The field were very quiet as were the hedges. We did see a small skein of Pink footed Geese and a Great Spotted Woodpecker fly by before we headed down the track to the dene. Skylark and the odd Redwing were also seen. As we approached the dene the hedge to our right began to look as though it might prove more fruitful in our search, first of all giving us a sighting of at least three Reed Buntings and then a female Bullfinch. Then Sam got his eye on a Brambling, then another and another. Brambling seemed to make up the majority of a mixed flock of passerines including, tits, Chaffinch Goldfinch and Tee Sparrow, the latter species which we missed but which was seen by another birder we later spoke to.. It was the Brambling that kept us watching at some length. We estimated that there were approximately twenty Brambling, mostly female. They seemed to disperse to various areas of the woodland and we only picked up the odd call from them. Without doubt Brambling was our species of the day. As I have often commented, it is my favourite of the commoner winter migrants.

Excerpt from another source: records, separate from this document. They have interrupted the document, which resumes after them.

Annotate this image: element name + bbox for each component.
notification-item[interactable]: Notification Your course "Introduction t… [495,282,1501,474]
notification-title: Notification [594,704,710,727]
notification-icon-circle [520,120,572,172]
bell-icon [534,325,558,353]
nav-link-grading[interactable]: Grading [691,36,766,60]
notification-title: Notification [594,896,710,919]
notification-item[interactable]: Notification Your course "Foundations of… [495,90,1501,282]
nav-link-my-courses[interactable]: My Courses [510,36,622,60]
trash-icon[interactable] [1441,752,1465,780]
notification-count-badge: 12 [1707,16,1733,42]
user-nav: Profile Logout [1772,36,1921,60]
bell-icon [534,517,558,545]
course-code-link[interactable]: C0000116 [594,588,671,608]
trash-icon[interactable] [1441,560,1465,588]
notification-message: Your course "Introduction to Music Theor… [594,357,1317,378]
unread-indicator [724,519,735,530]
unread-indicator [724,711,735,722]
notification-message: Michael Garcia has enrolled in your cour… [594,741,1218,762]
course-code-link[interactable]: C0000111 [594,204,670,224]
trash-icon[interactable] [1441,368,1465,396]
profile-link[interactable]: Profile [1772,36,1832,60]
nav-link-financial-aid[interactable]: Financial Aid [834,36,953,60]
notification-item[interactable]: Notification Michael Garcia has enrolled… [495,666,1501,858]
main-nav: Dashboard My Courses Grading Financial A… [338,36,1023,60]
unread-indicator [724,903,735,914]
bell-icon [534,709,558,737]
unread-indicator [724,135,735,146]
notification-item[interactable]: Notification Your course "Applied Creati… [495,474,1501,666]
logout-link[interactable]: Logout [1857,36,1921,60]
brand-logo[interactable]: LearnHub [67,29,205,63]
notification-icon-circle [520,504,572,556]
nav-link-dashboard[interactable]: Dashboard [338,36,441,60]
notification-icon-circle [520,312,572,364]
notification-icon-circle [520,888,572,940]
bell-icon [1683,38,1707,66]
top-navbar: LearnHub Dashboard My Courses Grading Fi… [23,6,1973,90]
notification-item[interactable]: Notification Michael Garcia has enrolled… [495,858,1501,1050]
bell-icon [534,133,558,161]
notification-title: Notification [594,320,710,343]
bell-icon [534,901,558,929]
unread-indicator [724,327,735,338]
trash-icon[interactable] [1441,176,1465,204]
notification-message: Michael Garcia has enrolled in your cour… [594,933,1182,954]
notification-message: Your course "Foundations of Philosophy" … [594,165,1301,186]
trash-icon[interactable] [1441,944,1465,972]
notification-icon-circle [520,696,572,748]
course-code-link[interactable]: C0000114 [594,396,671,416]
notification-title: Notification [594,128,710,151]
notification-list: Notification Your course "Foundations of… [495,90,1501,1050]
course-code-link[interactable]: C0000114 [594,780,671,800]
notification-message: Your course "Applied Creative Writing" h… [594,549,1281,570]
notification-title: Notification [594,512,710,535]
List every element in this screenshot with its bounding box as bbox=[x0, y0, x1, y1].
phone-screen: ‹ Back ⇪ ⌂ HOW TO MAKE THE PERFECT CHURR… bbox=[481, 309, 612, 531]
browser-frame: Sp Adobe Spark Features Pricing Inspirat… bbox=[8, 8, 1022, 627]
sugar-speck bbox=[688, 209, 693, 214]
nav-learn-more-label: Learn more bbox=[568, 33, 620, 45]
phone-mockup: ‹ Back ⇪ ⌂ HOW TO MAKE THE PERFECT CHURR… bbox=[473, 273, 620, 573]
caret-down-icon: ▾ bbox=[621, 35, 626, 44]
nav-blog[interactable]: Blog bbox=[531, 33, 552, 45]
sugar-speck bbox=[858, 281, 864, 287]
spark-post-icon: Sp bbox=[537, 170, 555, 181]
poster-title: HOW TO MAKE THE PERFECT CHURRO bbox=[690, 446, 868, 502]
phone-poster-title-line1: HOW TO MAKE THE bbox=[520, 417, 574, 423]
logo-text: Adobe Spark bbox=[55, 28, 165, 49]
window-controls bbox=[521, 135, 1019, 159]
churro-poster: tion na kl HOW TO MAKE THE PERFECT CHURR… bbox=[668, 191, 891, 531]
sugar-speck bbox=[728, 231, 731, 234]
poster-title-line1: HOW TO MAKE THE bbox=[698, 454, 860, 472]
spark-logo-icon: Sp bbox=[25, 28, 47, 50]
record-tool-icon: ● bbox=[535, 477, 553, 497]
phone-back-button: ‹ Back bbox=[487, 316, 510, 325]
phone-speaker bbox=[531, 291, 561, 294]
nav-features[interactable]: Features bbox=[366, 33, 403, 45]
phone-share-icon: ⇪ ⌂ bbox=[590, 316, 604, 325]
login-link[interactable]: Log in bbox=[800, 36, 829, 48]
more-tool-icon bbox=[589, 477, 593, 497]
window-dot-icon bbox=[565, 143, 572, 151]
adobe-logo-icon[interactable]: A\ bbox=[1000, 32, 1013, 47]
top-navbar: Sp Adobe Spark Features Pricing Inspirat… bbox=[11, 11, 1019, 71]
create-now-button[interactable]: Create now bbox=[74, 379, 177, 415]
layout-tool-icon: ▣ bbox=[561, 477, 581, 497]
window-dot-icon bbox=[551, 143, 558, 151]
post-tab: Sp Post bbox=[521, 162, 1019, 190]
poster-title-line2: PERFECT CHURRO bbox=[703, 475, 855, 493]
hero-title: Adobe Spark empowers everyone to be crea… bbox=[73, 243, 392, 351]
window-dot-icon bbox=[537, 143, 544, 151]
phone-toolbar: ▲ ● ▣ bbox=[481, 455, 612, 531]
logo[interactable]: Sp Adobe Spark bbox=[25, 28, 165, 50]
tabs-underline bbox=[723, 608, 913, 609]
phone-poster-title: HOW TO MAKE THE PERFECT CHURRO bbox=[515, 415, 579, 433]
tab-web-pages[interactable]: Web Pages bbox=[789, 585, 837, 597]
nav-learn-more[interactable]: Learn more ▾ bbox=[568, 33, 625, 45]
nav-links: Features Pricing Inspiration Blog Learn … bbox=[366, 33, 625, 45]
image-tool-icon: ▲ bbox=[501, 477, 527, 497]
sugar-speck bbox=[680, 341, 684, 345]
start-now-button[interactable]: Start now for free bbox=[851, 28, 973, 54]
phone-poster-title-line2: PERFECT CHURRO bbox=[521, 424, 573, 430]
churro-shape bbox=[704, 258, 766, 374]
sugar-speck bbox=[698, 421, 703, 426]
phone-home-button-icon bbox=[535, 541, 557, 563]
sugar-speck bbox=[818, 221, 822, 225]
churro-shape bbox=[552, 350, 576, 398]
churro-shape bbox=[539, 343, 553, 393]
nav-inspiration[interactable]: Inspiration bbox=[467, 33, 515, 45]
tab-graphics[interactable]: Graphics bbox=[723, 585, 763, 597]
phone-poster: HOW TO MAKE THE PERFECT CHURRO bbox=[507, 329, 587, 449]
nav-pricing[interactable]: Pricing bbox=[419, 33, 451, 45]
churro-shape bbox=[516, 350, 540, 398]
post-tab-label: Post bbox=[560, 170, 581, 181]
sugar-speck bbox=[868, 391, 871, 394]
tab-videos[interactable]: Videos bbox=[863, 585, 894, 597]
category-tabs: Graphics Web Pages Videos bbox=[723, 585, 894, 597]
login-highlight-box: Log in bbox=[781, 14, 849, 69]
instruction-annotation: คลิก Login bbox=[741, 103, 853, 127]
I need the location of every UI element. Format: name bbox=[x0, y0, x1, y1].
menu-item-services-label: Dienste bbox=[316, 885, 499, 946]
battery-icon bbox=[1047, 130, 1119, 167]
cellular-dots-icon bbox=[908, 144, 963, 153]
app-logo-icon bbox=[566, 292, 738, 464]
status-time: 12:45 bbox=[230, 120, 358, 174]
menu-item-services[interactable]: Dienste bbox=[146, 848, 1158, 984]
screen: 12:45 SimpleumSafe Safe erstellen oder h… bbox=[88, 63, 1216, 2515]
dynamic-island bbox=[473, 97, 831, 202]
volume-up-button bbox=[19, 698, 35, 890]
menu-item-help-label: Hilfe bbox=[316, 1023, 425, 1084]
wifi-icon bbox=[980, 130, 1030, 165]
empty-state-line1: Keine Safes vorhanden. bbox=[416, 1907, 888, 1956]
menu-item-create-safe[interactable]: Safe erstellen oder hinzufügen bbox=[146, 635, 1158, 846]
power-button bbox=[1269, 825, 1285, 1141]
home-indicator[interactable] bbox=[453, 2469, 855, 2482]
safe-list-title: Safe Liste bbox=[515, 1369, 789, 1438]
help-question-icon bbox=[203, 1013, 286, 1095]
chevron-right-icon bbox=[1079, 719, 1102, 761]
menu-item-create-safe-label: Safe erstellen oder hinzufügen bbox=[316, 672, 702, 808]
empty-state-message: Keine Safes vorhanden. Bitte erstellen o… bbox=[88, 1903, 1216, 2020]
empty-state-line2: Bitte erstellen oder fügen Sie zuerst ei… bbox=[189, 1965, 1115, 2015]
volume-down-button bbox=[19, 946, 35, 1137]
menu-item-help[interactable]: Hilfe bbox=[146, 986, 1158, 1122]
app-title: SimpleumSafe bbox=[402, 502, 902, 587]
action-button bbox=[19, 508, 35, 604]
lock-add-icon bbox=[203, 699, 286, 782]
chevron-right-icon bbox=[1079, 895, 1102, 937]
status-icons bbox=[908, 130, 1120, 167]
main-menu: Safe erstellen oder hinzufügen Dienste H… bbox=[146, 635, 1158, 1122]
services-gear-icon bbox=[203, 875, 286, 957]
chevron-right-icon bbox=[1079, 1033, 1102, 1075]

Our thoughts about retracing our steps were forgotten and we decided to keep to the dene area. Thankfully the muddy pathway through the gate was frozen hard. A Treecreeper was seen and no sooner had a comment been made about poor light, when the sun came out from behind cloud and stayed out for the rest of the walk. As we walked through the tree lined area the light was wonderful as was the remaining colour. Leaves continued to fall rather like butterflies, making me rethink my thoughts about the arrival of winter as the sun and leaf fall definitely gave an autumnal feel. The recent fall of poppies on Remembrance Day came to mind. We eventually pressed on and Dipper was among birds seen.
Our walk to Backworth was without any real birding interest, but pleasant none the less. On arrival we took note of the only building now left standing at the area of the old Fenwick Pit. The engine room I seem to remember is dated 1946, that being the date of Nationalisation of the mining industry, and of course the year after the end of the Second World War. Sam had been doing some research into local history and in particular a local brickworks which no longer exists and we wondered if the bricks used for this building had come from there. I believe this building is going to remain, although the area is scheduled for, yes you have guessed, house building. I can’t help but feel that this building having been ‘done up’ would make the ideal museum to record local history. Does anyone on the Council agree I wonder?
Our industrial heritage plus artwork/graffiti. What remains of the buildings at Fenwick Pit, East Holywell. Some may see an old building, I see history and a museum.
The area of Backworth which used to be a good site for birds appears to have become extremely tame now. We saw little in the way of birds as we continued our walk. A Common Gull at one point broke deadness. It wasn’t until we completed our lap of the area that we found a sizable flock of Teal on the remaining water and the on the flash found good numbers of Pied Wagtails and Meadow Pipits which seemed to feed well off the frozen flash. There was no Water Pipit! We had watched a Kestrel from a distance as it perched on a post and now we were closer to it. No doubt conserving energy in the cold weather it seemed to be hunting from the post and when it dropped down it returned to another post with what appeared to be a vole.
Backworth flash, with Earsdon in the background.
Before we returned home we were able to confirm that all of the geese in the field opposite were Greylag Geese. We had heard the call of Common Snipe once or twice earlier and I guessed there were probably a number hidden in the area. Just before we left three Common Snipe flew high over our heads.